The cabbie laughed. "I've been driving a flitter for thirty years and the bounce still takes my breath away. If the wings didn't unfold it could be a really hard landing." His passengers said nothing.
"I see you bagged Indra Hussein," the cabbie went on.
"Frank did with a knife throw at thirty-five feet."
"The cabbie shrugged. "She was a good hunter. Who was the other?'
"Some new bigelow," Harriet said disparagingly.
The driver nodded knowingly. "I know what you mean . I bagged a bigelow right where you're sitting this morning." Harriet looked down and squirmed a little. "First hour of the season. He got into my cab at the Senior Center right after he'd registered. Told me he was going uptown to bag a bigelow! Can you believe it!? Haw! Haw!" The old driver swiveled his chair once more and looked gleefully at his passengers. "I just turned around and nailed him. Went into the Center and got my sash. Easiest stalk I ever had." The old cabbie cackled. After a few seconds, he turned around and flew on to the Senior Center.

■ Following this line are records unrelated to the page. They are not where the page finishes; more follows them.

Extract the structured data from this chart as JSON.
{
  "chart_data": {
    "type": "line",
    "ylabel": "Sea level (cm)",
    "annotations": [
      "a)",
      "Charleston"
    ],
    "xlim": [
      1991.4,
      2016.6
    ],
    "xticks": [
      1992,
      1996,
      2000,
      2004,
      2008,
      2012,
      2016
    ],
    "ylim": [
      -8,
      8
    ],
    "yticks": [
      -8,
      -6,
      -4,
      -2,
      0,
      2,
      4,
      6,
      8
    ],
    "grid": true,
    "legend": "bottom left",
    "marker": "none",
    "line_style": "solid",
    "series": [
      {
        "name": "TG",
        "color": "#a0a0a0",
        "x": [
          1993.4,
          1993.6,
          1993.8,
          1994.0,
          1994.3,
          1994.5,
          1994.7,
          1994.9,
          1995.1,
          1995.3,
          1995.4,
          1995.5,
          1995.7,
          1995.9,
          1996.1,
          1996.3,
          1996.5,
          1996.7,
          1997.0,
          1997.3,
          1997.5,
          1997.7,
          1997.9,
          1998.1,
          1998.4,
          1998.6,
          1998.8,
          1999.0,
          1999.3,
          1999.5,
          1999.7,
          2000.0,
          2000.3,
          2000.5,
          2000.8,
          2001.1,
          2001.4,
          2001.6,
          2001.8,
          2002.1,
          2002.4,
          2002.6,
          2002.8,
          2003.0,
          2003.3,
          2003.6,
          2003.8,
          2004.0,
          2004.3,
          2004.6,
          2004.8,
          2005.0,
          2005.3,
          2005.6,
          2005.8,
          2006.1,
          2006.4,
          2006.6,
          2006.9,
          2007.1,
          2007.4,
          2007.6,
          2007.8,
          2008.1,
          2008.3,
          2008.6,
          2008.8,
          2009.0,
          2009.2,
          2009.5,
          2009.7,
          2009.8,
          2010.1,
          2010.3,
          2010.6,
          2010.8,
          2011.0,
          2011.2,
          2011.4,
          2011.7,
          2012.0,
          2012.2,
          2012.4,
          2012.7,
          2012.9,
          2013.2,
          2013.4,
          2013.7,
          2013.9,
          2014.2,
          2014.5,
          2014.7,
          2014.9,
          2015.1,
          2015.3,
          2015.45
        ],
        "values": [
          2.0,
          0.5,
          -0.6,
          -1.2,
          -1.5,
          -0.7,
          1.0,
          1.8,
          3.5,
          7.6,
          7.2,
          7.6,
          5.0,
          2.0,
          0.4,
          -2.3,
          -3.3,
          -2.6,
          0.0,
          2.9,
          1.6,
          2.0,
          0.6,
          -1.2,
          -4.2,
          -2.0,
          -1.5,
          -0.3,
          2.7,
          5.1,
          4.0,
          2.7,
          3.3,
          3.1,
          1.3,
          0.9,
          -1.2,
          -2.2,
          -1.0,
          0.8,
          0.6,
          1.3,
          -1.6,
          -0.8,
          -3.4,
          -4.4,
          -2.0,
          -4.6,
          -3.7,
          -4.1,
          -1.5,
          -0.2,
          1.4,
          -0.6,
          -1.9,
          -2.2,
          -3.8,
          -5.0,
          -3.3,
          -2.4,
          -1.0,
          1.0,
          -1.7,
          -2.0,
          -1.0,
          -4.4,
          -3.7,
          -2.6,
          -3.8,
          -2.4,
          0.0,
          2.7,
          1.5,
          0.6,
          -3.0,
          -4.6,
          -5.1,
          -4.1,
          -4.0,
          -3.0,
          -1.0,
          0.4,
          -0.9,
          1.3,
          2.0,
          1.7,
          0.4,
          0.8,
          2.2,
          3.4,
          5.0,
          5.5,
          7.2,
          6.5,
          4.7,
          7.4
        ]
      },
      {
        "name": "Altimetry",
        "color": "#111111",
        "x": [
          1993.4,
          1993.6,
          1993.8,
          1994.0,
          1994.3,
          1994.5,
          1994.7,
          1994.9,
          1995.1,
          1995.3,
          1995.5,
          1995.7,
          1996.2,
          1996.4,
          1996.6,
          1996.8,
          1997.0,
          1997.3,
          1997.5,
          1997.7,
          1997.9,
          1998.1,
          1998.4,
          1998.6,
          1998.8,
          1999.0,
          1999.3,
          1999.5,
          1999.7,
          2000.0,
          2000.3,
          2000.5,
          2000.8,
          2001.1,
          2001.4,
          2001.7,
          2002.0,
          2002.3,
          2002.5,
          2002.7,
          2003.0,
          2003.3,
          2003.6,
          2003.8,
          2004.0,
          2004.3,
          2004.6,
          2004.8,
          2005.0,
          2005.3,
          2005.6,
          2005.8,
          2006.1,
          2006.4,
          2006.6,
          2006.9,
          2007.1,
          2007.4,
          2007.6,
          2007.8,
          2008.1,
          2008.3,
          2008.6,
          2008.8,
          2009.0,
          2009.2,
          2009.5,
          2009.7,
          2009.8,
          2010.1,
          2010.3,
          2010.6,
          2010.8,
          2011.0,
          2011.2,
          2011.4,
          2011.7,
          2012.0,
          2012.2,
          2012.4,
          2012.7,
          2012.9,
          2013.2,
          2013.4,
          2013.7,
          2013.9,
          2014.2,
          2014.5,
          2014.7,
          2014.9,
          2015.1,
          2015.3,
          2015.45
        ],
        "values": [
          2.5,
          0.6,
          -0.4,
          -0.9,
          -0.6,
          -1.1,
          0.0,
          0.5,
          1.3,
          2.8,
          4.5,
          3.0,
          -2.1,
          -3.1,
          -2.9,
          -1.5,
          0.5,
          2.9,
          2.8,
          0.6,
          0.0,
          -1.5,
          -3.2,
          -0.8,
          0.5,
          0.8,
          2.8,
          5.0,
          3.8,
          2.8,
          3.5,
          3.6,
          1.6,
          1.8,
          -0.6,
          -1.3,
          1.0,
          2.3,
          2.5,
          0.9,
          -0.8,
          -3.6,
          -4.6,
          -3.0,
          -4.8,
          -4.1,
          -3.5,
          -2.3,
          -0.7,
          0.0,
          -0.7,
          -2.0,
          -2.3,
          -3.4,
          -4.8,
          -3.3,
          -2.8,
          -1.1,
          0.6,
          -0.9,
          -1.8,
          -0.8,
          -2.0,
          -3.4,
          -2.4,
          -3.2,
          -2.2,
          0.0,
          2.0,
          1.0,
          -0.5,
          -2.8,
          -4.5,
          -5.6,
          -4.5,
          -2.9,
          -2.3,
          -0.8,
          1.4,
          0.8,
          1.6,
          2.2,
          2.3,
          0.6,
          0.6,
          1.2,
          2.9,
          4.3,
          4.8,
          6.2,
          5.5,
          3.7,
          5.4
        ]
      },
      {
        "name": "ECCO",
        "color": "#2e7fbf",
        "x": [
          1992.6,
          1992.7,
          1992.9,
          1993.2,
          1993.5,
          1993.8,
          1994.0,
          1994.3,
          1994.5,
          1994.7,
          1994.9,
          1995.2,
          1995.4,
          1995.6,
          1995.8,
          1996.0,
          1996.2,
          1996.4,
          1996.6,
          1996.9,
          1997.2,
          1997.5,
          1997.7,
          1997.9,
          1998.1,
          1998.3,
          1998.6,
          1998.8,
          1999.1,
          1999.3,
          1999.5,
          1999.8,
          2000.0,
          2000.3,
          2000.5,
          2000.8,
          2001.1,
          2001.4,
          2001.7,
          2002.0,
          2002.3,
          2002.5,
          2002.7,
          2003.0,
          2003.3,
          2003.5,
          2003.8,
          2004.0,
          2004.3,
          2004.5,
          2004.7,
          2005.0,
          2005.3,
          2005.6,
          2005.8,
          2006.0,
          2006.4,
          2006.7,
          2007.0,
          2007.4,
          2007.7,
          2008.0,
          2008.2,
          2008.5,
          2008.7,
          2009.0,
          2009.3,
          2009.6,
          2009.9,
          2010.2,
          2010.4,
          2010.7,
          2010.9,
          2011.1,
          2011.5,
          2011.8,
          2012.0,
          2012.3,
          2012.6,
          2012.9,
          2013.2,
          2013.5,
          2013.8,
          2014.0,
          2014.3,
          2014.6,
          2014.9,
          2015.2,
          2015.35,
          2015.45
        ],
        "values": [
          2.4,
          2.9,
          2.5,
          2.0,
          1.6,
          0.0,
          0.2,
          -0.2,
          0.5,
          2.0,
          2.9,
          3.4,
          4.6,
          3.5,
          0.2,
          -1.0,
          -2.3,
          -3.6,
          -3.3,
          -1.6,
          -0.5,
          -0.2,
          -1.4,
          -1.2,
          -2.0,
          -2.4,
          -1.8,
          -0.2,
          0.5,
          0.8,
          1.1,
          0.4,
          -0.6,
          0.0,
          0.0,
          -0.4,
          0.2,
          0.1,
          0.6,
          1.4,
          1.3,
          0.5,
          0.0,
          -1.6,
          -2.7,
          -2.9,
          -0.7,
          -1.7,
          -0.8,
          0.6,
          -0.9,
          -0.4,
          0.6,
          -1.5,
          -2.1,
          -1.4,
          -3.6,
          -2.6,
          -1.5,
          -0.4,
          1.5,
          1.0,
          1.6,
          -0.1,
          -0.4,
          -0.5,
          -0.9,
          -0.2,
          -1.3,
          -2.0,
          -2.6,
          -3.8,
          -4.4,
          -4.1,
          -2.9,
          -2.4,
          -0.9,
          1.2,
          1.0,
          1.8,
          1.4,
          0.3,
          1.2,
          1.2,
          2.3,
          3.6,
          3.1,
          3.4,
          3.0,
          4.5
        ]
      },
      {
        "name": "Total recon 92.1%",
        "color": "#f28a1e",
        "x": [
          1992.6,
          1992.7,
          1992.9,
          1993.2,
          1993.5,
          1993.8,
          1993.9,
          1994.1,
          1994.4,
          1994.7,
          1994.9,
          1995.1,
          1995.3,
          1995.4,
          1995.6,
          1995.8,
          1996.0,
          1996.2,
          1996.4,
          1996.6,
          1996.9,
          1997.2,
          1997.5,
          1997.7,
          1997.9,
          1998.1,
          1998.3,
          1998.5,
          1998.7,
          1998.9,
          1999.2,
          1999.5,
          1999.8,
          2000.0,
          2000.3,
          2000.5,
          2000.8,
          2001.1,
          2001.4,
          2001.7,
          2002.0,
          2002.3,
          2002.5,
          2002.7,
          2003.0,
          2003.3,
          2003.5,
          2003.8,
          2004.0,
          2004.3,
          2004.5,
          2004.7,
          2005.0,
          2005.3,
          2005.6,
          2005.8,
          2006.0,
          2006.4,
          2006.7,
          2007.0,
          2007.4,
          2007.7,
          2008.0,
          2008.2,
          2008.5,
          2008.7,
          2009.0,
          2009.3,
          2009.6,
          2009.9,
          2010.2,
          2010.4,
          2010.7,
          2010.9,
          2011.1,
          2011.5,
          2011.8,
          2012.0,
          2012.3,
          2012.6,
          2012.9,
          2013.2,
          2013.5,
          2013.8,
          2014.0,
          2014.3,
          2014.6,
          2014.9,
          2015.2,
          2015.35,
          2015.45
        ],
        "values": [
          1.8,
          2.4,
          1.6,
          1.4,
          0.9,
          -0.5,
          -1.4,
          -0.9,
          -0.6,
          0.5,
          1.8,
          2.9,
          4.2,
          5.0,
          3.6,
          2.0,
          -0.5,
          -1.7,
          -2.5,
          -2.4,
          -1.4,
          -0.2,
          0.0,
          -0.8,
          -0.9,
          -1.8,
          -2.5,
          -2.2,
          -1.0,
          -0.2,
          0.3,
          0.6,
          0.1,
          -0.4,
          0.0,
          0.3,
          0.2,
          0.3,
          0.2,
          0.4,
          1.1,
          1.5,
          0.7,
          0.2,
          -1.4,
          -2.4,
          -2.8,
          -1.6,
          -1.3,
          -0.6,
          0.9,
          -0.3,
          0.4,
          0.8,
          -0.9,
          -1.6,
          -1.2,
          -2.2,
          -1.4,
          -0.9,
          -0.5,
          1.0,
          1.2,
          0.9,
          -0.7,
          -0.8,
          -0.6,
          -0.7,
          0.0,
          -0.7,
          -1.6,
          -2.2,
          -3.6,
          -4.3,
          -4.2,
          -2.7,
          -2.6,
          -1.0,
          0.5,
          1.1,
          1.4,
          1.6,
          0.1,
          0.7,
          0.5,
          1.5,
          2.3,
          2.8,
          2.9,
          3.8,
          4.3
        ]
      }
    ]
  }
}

The cab flitted lazily through the night sky. Below, the tall, angular buildings of the Cincy/Pitts Corridor stretched narrowly along the serpentine banks of the Ohio River and faded into the distant, dimly illuminated horizon. The silence in the flitter deepened. The cabbie concentrated on taking his passengers to the old Cincinnati Senior Center near the abandoned Presbyterian Church on Vine Street. Harriet stared out the flitter's plasglas canopy.
Impulsively Frank reached over and patted Harriet's knee. "Sam would have been proud of you tonight," he said softly.
Harriet looked at him, her eyes sad and filmy. "I suppose," she answered.
They held hands the rest of the way to the Center.